Is Maryland haunted? With Halloween right around the corner, that question is being asked by more than just a few on campus - just ask some of our Experts. Or take the tour below yourself - and see what you think!
Rossborough Inn

The Rossborough Inn

The Rossborough Inn, the oldest building on the Maryland campus, is haunted, according to campus legend. Larry Donnelly, a manager for dining services, saw a young girl's smiling face in a window and later saw the same child in a yellow dress and bonnet. A specialist in the paranormal claimed to see two spirits sitting on stools in the adjacent Carriage House restaurant in an October 2002 article in The Diamondback.

The Rossborough Inn was built between 1804 and 1812 by speculator John Ross. But by 1835, the inn had become a farmhouse and barn. In 1856 Benedict Calvert donated the building to the brand-new Maryland Agricultural College. It has served various functions for the university over the years. Refurbished in 1940, the inn is now used mainly for alumni and faculty events.


Morrill Hall

Morrill Hall

Morrill Hall's lore dates to the Thanksgiving fire of 1912, in which it was the only building to survive the blaze. Legend has it that workers in the building smelled smoke in the vents but further inspection revealed no source of the strange odor. Used at various points for the zoology and veterinary science departments, it housed cadavers for medical training according to a 2002 article in The Diamondback. In the same article, a specialist in the paranormal inspected Morrill, concluding it houses abundant spirits.

Recently, workers in Morrill Hall found human remains under a sink while the building was undergoing renovation. Additionally, the staff in Morrill has heard noises late at night and found mysterious guano in the building's attic.
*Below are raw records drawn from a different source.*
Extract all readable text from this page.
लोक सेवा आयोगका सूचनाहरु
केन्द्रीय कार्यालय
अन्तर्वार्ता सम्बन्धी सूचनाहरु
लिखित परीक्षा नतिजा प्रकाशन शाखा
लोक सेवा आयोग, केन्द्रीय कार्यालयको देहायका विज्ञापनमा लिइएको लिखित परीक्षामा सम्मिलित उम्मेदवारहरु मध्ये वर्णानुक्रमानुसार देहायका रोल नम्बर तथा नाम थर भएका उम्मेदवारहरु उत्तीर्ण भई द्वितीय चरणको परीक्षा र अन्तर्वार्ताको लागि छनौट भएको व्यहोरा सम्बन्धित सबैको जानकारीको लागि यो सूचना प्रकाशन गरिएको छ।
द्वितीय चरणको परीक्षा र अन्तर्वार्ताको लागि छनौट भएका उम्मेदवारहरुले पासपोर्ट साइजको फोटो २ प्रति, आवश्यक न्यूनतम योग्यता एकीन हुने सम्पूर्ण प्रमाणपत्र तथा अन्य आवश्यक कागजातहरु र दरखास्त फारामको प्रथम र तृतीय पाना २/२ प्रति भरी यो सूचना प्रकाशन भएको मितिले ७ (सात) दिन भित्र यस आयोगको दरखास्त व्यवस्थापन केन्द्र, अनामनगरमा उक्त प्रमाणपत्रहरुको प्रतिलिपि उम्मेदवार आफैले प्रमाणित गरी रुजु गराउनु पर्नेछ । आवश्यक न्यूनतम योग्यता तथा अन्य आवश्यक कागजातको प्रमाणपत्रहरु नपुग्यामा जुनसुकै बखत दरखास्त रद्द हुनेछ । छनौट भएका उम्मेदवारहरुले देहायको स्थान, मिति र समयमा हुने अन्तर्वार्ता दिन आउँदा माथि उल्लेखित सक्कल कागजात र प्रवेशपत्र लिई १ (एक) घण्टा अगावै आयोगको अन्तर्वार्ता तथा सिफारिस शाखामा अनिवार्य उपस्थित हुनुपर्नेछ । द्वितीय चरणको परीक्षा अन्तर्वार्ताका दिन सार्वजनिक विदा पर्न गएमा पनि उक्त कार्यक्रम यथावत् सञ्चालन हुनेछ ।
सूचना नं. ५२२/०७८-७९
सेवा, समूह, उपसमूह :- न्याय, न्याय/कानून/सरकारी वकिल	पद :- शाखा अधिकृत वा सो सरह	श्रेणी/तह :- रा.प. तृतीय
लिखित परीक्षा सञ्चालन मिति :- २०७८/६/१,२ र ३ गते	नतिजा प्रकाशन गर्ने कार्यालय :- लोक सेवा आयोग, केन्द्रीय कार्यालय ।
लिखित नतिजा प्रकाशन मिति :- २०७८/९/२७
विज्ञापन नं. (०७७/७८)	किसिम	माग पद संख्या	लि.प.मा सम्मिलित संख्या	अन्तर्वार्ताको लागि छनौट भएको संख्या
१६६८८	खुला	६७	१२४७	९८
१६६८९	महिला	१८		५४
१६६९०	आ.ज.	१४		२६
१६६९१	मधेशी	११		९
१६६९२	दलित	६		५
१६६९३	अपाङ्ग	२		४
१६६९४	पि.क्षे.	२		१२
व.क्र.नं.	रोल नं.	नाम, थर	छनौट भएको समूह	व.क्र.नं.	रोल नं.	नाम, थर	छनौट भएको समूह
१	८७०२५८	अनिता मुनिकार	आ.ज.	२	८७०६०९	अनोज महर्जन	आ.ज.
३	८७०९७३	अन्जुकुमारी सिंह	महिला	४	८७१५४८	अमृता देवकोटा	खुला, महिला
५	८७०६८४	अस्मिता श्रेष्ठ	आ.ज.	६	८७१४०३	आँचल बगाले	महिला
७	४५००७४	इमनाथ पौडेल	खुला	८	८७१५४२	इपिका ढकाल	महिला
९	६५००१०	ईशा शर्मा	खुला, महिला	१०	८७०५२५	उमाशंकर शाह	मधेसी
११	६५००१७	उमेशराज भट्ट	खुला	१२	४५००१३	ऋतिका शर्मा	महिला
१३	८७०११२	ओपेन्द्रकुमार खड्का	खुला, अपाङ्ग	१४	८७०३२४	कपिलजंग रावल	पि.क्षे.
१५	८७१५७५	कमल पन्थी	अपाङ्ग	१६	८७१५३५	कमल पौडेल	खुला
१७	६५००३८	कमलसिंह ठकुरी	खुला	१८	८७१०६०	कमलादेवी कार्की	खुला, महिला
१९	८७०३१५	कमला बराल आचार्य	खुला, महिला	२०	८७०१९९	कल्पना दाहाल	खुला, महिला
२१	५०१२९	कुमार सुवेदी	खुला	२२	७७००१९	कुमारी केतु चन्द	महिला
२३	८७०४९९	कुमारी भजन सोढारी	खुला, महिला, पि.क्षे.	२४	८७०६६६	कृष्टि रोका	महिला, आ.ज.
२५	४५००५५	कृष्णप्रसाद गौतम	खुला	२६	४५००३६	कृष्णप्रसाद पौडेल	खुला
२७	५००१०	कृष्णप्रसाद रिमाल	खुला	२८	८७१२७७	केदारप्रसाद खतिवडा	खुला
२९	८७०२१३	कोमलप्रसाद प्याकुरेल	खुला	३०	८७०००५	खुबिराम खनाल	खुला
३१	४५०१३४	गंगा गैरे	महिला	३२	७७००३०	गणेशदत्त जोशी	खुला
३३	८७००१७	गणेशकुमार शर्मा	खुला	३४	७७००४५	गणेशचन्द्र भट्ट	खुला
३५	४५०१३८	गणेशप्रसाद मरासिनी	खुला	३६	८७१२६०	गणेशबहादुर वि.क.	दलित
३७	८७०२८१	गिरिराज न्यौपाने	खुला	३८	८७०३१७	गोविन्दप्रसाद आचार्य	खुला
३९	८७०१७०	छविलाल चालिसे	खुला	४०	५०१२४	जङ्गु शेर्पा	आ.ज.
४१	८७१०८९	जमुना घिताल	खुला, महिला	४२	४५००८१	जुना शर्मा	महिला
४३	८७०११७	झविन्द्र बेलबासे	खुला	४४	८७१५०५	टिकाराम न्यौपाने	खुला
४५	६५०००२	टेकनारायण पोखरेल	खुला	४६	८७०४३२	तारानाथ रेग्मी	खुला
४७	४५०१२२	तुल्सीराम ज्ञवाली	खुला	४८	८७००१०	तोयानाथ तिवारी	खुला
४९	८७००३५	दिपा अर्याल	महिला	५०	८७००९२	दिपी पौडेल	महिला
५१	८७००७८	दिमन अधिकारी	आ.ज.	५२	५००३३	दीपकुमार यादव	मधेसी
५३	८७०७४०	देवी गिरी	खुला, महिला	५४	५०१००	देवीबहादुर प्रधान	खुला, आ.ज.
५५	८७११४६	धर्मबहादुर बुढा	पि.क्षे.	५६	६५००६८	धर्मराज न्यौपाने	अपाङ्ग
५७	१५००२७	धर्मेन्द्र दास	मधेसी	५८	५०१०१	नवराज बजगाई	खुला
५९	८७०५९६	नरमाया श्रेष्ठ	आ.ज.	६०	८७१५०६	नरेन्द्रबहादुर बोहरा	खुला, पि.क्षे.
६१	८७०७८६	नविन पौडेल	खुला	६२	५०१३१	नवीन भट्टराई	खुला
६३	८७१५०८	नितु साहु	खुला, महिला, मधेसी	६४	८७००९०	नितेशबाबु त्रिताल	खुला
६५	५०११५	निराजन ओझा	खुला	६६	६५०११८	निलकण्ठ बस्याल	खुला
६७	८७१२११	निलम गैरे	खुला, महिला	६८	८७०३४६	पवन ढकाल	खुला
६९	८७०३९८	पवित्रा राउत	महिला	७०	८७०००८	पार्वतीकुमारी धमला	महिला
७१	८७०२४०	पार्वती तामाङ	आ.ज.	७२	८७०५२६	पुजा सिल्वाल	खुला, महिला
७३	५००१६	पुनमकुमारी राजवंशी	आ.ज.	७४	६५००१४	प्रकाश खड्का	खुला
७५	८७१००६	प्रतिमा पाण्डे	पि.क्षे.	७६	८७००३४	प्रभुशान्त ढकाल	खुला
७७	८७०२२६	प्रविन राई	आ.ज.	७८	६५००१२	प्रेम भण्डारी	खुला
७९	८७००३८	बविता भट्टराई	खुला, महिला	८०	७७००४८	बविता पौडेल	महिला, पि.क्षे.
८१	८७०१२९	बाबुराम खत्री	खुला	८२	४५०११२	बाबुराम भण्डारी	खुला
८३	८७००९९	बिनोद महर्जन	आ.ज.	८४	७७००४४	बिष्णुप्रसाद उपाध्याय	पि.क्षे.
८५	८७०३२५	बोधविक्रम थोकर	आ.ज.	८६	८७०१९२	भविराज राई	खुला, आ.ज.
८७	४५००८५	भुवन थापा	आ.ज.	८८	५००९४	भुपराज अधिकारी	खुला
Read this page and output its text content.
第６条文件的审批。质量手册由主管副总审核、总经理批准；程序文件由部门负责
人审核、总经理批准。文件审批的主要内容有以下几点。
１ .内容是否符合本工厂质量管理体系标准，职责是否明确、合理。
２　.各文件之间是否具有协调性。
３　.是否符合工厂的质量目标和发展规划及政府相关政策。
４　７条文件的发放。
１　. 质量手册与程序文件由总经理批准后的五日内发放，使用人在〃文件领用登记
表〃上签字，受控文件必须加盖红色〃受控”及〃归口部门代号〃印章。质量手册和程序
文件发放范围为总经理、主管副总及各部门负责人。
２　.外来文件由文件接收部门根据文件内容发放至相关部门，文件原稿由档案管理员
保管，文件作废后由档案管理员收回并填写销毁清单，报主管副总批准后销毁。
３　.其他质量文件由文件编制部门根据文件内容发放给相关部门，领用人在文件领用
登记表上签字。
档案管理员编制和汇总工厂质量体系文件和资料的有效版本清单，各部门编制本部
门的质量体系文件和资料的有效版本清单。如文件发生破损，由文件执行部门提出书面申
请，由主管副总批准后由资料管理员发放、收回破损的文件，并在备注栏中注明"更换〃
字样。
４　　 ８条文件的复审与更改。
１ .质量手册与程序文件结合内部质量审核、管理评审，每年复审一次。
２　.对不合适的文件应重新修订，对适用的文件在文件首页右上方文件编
Students often wander into the building during the fall to see the "haunted building."

The building, constructed in 1898, is the oldest campus building with its original fa¿ade intact. It was named after Justin Morrill, sponsor of the Morrill Land Grant act establishing federal land grant colleges, including the Maryland Agricultural College (later to become the University of Maryland.


Marie Mount Hall

Named after the first dean of home economics, Marie Mount Hall is supposedly haunted by its namesake, who reportedly did not want to leave the university after she died. Campus employees claim to have seen Marie Mount's ghost and heard her playing the piano on dark, stormy nights. An expert in the paranormal reported feeling the spirits of Mount and others in a 2002 Diamondback article.

Marie Mount HallConstructed in 1940 as an addition to Silvester Hall, the building's corridors and ceilings - a mixture of ashen, concrete walls and yellow floors - slant strangely to merge with the old construction. The building was first called, simply, the home economics building. It was renamed Margaret Brent Hall in 1959 after a colonial businesswoman considered the first American woman to request the right to vote.

"The Home Economics College at the University stands as [Marie Mount's] monument," wrote University President Emeritus Harry Clifton Byrd of the hall, in a 1957 memorial to the home economics dean. In 1969 the Board of Regents renamed it Marie Mount Hall in appreciation of Marie Mount's innovations in home economics at the University. Under her guidance, the "department of home and institution management" became its own division and later the College of Home Economics.

Then-University President Wilson H. Elkins may have known more than he let on when he wrote in a 1957 memorial, "The character of Marie Mount will live forever." Marie Mount used to house student dormitories, according to facilities management. There are still signatures of students who wrote their names on the walls of their old rooms.


HJ Patterson Hall

HJ Patterson HallLess well known than "haunted" Marie Mount and Morrill halls, HJ Patterson is allegedly spooked. Once, a maintenance and structural trades manager in facilities management saw a stray shadow across the wall working alone in the building. He does not believe the shadow belonged to another worker.

Nicknamed "Steinberg Castle," the building is named after Maryland Agricultural College President Henry Jacob Patterson. It was built in 1931 and houses the department of plant biology, the department of natural resources, a soil testing lab and the Center for Agricultural Biology.